Anonymous Chest microscope, first half 19th century
The Chest microscope is an improvement of the Cuff-Type microscope. Following its debut, “Mr. Cuff’s innovatively designed Double Microscope” swiftly rose to prominence as the predominant model throughout the latter half of the 18th century. It was widely replicated by numerous manufacturers in both England and across Europe. One main drawback of the Cuff-type design was the inability to incline the stand for convenient observation. Around 1770, Edward Nairne, a British scientific instrument designer, enhanced the design of the cuff type. Nairne introduced a more mobile wooden chest to replace the solid pillar, serving as both a foundation and a storage container for the optical instrument and its accompanying components. The microscope is affixed to the chest through a compass joint, which supports the pillar. The projecting mirror is mounted on an adjustable arm, and there’s a three-winged Cuff-style stage with a bracket that can smoothly slide along the squared pillar for precise focusing on the side.
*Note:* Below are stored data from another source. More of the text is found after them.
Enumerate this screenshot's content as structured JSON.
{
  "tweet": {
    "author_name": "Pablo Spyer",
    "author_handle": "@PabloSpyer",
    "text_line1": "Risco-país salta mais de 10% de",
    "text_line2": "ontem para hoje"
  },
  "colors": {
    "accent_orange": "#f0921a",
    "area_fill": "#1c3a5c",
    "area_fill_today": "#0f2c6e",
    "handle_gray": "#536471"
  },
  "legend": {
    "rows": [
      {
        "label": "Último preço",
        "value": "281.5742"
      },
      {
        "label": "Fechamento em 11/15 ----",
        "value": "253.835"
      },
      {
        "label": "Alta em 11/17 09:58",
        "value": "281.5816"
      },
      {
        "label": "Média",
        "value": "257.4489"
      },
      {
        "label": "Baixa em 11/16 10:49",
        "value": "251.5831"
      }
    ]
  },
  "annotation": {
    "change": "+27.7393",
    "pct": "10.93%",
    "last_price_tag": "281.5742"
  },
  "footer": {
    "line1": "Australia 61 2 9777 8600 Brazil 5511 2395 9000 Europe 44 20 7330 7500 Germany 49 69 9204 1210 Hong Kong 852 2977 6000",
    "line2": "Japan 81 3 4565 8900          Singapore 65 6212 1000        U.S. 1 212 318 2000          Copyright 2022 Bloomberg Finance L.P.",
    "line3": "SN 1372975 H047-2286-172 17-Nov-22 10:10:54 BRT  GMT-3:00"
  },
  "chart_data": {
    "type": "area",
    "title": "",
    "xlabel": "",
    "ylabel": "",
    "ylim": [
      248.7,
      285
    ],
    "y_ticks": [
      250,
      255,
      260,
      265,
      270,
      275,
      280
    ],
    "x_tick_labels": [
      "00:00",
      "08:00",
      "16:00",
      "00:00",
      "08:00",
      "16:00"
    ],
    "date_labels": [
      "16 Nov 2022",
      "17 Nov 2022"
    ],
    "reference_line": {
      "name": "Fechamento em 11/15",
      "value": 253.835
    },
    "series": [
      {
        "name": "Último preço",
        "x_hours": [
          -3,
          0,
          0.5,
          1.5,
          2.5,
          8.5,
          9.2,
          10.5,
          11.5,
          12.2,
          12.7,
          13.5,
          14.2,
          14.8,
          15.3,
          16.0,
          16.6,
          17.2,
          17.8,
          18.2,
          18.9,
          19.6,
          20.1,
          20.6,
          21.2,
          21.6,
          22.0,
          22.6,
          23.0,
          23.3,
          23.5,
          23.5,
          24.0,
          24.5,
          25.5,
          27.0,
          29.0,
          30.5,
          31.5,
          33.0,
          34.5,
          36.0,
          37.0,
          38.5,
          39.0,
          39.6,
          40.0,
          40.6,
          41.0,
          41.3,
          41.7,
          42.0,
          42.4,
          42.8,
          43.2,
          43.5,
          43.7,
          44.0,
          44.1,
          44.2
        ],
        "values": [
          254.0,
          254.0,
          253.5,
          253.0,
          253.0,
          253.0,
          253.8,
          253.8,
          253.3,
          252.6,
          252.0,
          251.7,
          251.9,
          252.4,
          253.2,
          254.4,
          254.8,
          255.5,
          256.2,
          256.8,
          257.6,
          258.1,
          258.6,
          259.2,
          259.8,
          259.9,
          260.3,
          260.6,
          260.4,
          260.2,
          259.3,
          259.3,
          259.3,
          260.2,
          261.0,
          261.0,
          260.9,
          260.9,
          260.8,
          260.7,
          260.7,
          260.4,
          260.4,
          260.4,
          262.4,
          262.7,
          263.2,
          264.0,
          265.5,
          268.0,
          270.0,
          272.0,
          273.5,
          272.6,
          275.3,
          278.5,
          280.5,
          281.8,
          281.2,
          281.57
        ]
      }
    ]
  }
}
The microscope is housed in a solidly made oak chest with few inner compartments in which objectives and slides can be stored. When opened a part of the box, which is attached by hinges can be unfolded, in order to in order to allow free movement of the single-sided plane mirror as the stand is erected. The plane mirror is made of polished steel and can be inserted and clamped in the main supporting limb. The construct of the main supporting limb of the microscope is consist two pillars: one fixed and one sliding. The body tube is attached to the sliding pillar by means of a rounded arm, in which it can be secured by a screw. The stage is attached directly below the body tube to the fixed pillar with a securing screw. The stand is fixed to the chest by four screws. The pillar can only be set still at a standing angle.
The small one sided stage can be rotated in or out position by tightening a screw and slides can be clambed by a screwed arm. The most special details of this microscope are the objective lenses, which can be unscrewed. In the objectives are little spherical glass lenses. Probably these objectives are original to the microscope. The microscope comes with extra glass lenses which can be used to make new experiments and a box of the ‘medizinische Faculät in Wien’ containing spare screws.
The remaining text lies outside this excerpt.